Words: Ashley Rigg
Published: 1st March 2011
South Africa hints at foreign ownership ban
South African President, Jacob Zuma, has given his strongest indication yet that his government is considering a ban on property ownership by foreign nationals.
“Land reform will now be based on the deracialization of the rural economy,” Zuma told a rally in the northern town of Polokwane yesterday.
“In order to have more land available for reform and restitution, the government is looking at three forms of land holding…These are state land, which can only be leasehold, limited freehold on private land and land leases for foreigners, though ownership will revert to South Africans”, he said.
The government is currently pursuing a land redistribution policy which aims to compensate black South Africans for the seizure of their property under white-minority rule, which ended in 1994.
In 2006, a government-appointed panel recommended that property sales to foreigners be suspended until new laws were drafted to ensure more black South Africans were able to buy homes.
However, the measure was never implemented after the property industry successfully lobbied against it, persuading the authorities that such a measure would be detrimental to the economy.

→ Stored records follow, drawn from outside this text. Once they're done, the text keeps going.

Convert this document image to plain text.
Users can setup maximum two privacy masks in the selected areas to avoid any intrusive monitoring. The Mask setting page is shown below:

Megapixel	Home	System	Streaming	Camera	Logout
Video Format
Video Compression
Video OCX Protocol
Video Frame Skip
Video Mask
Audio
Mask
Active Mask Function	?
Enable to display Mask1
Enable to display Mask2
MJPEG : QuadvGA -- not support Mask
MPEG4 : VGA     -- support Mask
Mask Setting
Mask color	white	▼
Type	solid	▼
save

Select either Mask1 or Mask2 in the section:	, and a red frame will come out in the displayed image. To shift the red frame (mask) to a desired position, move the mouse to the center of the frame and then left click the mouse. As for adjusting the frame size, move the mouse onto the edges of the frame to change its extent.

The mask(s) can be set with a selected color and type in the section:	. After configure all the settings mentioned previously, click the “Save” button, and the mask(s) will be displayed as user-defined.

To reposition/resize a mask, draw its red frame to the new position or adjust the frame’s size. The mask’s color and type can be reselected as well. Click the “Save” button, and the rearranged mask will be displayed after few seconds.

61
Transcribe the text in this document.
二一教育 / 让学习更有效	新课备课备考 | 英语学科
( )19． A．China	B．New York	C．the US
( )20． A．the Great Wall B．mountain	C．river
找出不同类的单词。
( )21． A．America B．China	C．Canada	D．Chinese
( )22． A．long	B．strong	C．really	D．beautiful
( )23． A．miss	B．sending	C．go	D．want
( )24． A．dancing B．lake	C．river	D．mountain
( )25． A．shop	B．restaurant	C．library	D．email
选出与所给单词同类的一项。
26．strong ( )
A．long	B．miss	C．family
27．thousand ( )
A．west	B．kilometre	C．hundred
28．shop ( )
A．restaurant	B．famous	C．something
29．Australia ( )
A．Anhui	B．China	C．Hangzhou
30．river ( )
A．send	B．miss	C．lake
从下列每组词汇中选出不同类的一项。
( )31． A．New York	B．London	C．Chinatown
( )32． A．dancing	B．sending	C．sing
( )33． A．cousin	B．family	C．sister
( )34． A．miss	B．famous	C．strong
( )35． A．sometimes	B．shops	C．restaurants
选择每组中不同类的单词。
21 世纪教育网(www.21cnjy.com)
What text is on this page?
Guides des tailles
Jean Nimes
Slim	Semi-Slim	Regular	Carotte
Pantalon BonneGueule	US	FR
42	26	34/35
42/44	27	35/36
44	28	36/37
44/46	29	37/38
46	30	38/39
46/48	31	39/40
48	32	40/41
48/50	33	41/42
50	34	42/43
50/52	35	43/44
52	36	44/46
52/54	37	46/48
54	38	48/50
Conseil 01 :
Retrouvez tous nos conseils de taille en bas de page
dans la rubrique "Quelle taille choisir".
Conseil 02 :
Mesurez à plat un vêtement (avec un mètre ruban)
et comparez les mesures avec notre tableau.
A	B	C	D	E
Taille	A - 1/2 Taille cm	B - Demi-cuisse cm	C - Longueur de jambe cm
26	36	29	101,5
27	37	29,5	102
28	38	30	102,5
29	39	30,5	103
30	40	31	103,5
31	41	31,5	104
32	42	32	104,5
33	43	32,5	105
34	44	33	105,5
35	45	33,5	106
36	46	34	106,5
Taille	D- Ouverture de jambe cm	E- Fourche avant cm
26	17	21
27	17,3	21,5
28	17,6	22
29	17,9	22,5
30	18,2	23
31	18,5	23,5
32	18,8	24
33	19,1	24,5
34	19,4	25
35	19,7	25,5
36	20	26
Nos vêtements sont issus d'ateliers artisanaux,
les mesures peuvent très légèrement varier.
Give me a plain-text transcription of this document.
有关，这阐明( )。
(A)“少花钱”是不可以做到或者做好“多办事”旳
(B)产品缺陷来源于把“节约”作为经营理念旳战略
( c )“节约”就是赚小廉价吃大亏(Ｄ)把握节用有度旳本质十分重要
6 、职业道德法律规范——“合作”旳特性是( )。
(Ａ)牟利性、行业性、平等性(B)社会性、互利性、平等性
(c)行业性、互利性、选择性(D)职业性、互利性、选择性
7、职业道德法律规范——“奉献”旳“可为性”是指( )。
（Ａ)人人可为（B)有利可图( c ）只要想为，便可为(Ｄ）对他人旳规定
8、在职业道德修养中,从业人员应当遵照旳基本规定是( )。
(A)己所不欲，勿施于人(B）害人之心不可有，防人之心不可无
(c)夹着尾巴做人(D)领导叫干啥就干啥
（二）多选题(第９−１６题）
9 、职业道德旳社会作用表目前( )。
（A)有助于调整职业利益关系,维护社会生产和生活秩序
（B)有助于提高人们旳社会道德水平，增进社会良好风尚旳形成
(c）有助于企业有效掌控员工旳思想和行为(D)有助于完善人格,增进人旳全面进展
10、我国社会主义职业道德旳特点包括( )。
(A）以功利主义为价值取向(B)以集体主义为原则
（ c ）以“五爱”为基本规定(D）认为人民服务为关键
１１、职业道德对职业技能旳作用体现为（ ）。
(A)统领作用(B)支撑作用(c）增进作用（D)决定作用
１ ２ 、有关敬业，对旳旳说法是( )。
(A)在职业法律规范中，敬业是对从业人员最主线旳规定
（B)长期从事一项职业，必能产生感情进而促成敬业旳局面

Zuma believes that black South Africans need a bigger stake in Africa’s largest economy as too many people have remained marginalized 17 years after the end of apartheid.
Ninety-one percent of South Africa’s 50 million people are black, of mixed race or of Asian descent. In 2009, medium per- capita expenditure for black South Africans was 452 rand, while for whites it was 5,750 rand, according to government data.
The unemployment rate currently stands at 25.3%.
Zuma won political control of South Africa’s governing party, the ANC, in 2007 and with elections coming up he is currently under pressure to address income disparities. Foreign property ownership appears to be an easy target.
Source: Global edge
User Comments
"Ban on property ownership by foreign nationals..."
We always have to hear this sort of rubbish from South African government when we get near an election!
They talk without thinking and then when the damage is done back track - it's the same usual cheap populist political rhetoric to make their support base jump up and down with glee!
We already have more foreigners SELLING than BUYING!